If anyone has ever seen a hard copy of a speech given by a Government Minister, it always says at the top: CHECK AGAINST DELIVERY.  What this means is that the prepared text might not be read out in full.  An event that happens before the speech is given may require an off the cuff response.  A Minister (I know I certainly did it) can riff and extemporise to amplify a point or add colour.  Whole chunks of speeches might not be read if you read the room and recognise the audience isn’t ‘with you’.  So, there is a difference between what has been written down or planned to be said and what is actually delivered.  Therefore journalists need to make sure the Minister has said what it was said the Minister would say (thank you Sir Humphrey) before writing an article saying ‘the Minister said….’ 

 

So, let me start with a mea culpa on behalf of my Party.  Too often we said what we were intending to do and didn’t always follow through on it.  In short, we did not check against delivery.  There were often events which got in the way of that delivery e.g.

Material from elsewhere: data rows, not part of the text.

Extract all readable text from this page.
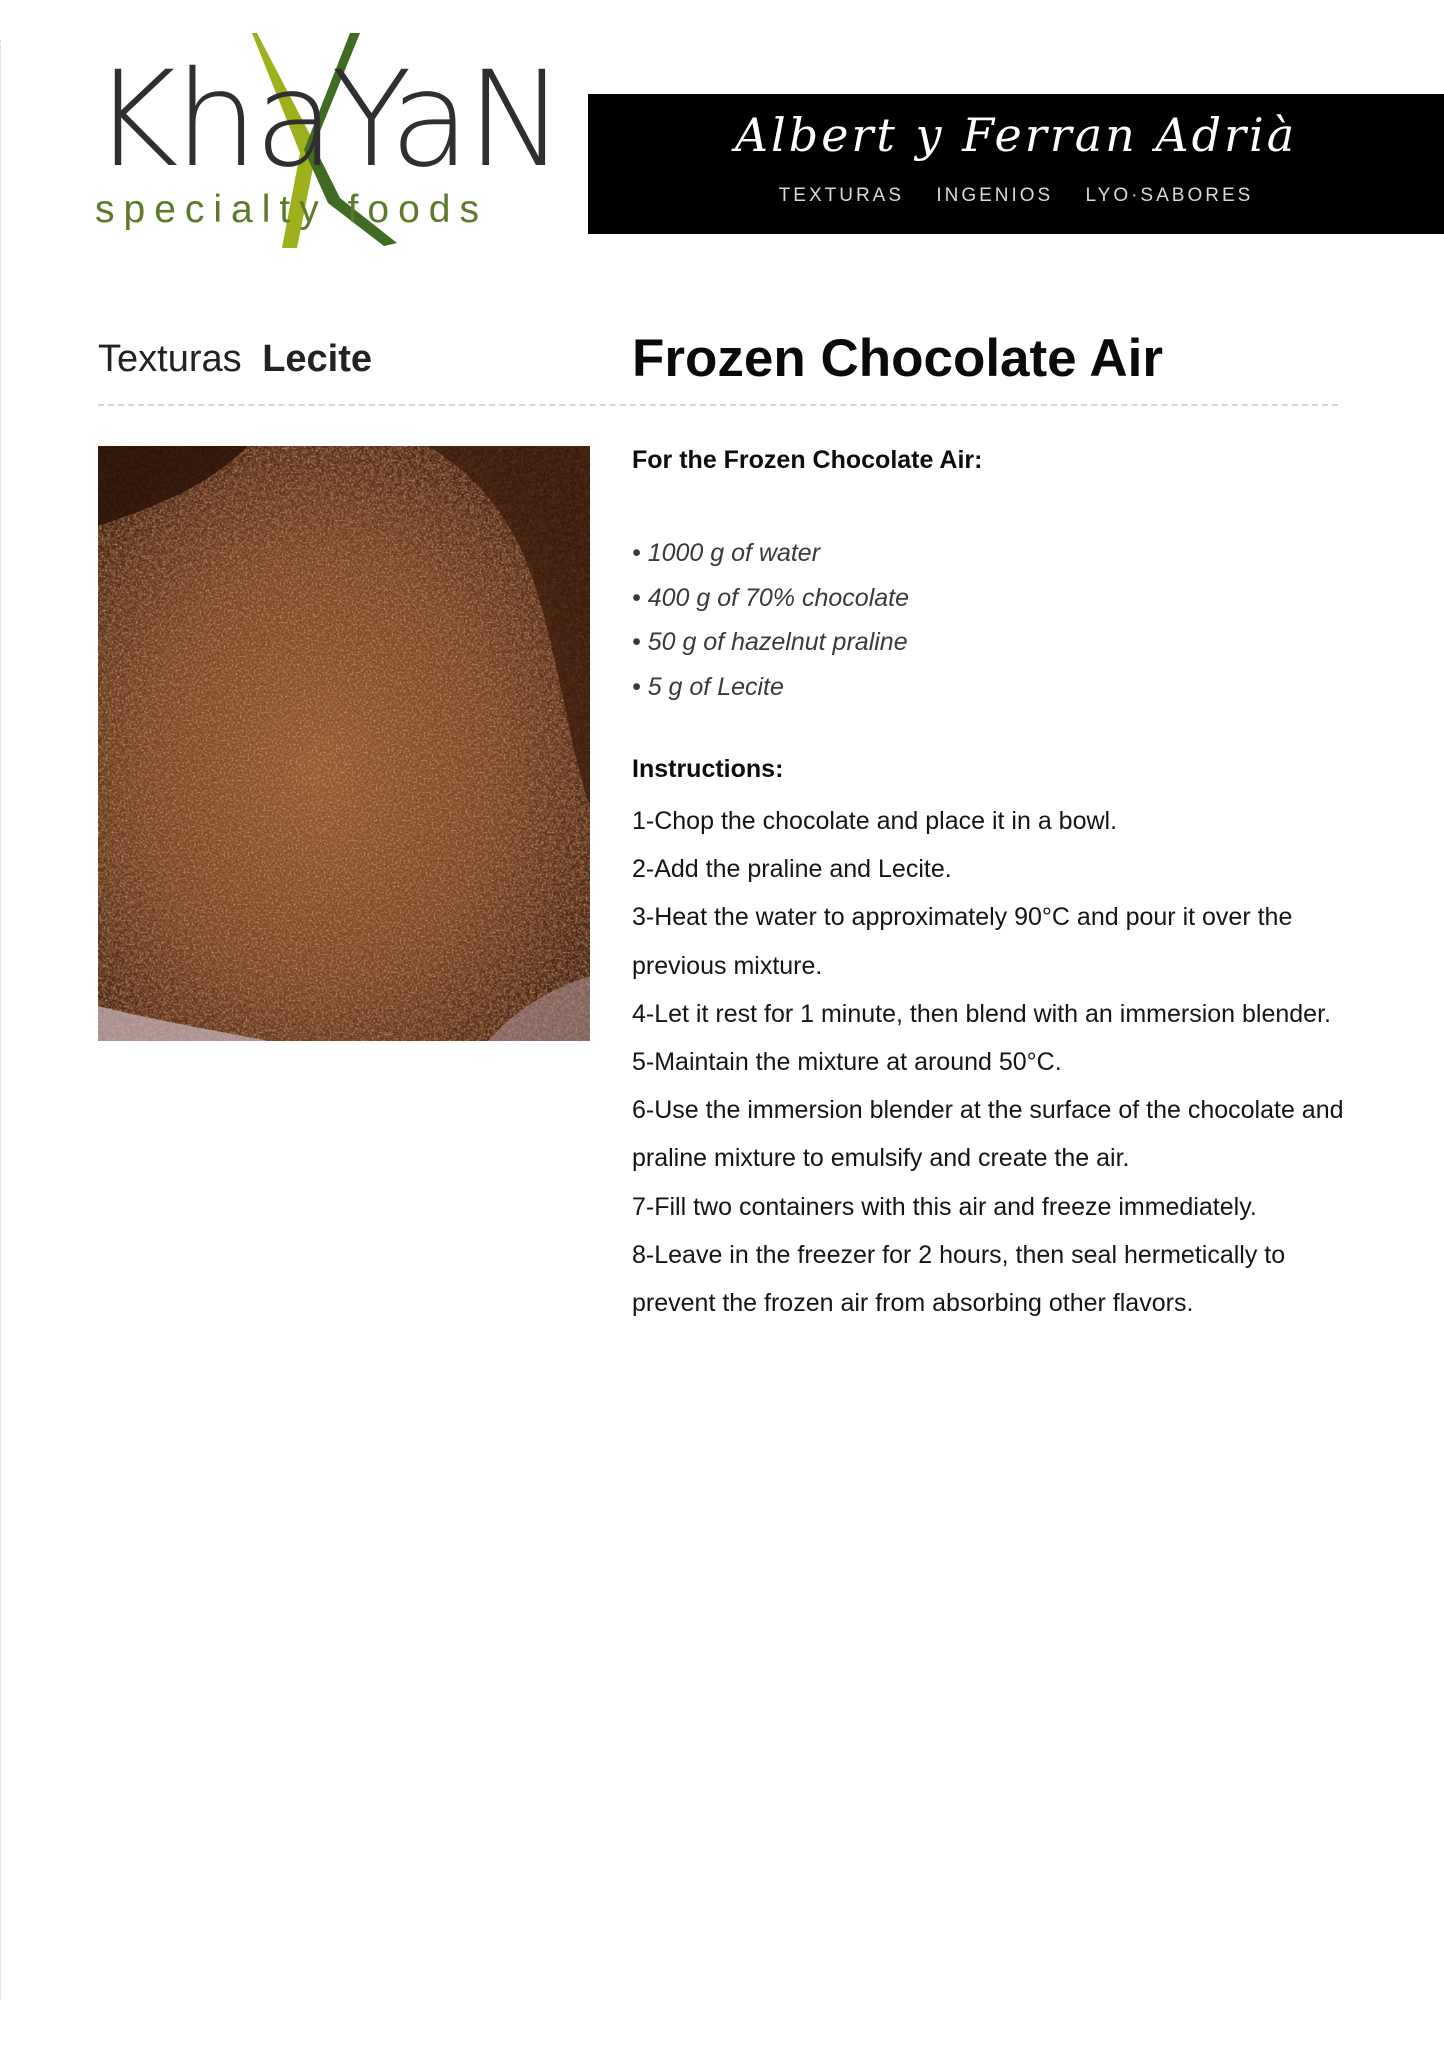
KhaYaN
specialty foods
Albert y Ferran Adrià
TEXTURAS INGENIOS LYO·SABORES
Texturas Lecite	Frozen Chocolate Air

For the Frozen Chocolate Air:

• 1000 g of water
• 400 g of 70% chocolate
• 50 g of hazelnut praline
• 5 g of Lecite

Instructions:

1-Chop the chocolate and place it in a bowl.
2-Add the praline and Lecite.
3-Heat the water to approximately 90°C and pour it over the previous mixture.
4-Let it rest for 1 minute, then blend with an immersion blender.
5-Maintain the mixture at around 50°C.
6-Use the immersion blender at the surface of the chocolate and praline mixture to emulsify and create the air.
7-Fill two containers with this air and freeze immediately.
8-Leave in the freezer for 2 hours, then seal hermetically to prevent the frozen air from absorbing other flavors.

Covid and Ukraine but sometimes it was simply a case of taking the eye off the ball.  It is too easy in Government to say in a speech, still more so after a No10 Summit: this will be done.  The assumption is that simply by the heartfelt saying the thing promised will, as if by magic, happen, happens.  It is not always the case and policy has to be driven hard and with a forensic application of energy and will.  The current Government has fallen into the same trap but at a much earlier stage.  Remember Mission Led Government?  Five departmental cross-cutting themes that would revolutionise the doing of Government.  We might remember but the Government is apparently suffering from amnesia.  Ministers can make all the grandiose pledge they like but if there is no monitoring of delivering then it is doomed before the first step is taken.  People are also not fools.  We no longer fall for the Emperor’s New Clothes stuff.  Ministers can tell us one thing but if we are experiencing or feeling something different or the complete reverse then we know who to believe (a clue – it’s not the Minister).  We see a slowing economy, rising costs, collapsing business confidence, inflation on the up, taxes entering the stratosphere and yet Ministers tell us we are privileged to be living in some sort of Labour Nirvana.  Saying something over and over again does not make it true or any more believable if it is entirely counterintuitive to the daily lived experience.  Some Ministers appear to have taken political advocacy classes from Iraq’s Chemical Ali: there are no allied tanks on Iraq’s soil when they were plainly visible in the background.

 

The disappointment in my Party when in Government and the growing despair of Labour now is of course fuelling the popularity of Reform.  This is understandable but will prove to be unsustainable.  The only thing Mr Farage has ever delivered is speeches.  He has delivered, by his own hand, nothing.  His easy, headline grabbing slogans shouted as he jumps on yet another passing bandwagon, have no substance to them.  Delivering in politics is not about the what but more about the how.  Farage has drunk too deeply of the Trump coolade.  He is giddy on the thought of some kind of UK presidential executive power.  In a Parliamentary democracy executive power does not rest in one pair of hands.  Farage’s idea of appointing a cabinet of people outside Parliament is a nonsense as Ministers must be accountable to Parliament.  His random plan for deportations is not deliverable by the click of a PM’s fingers. 

 

So, there is a clear challenge to both Government and Opposition if we are to deflate the Farage ego.  Government must deliver.  We in Opposition must work up credible, deliverable alternatives.  The why, what and how needs to be stark.  In short, we must both ‘check against delivery’.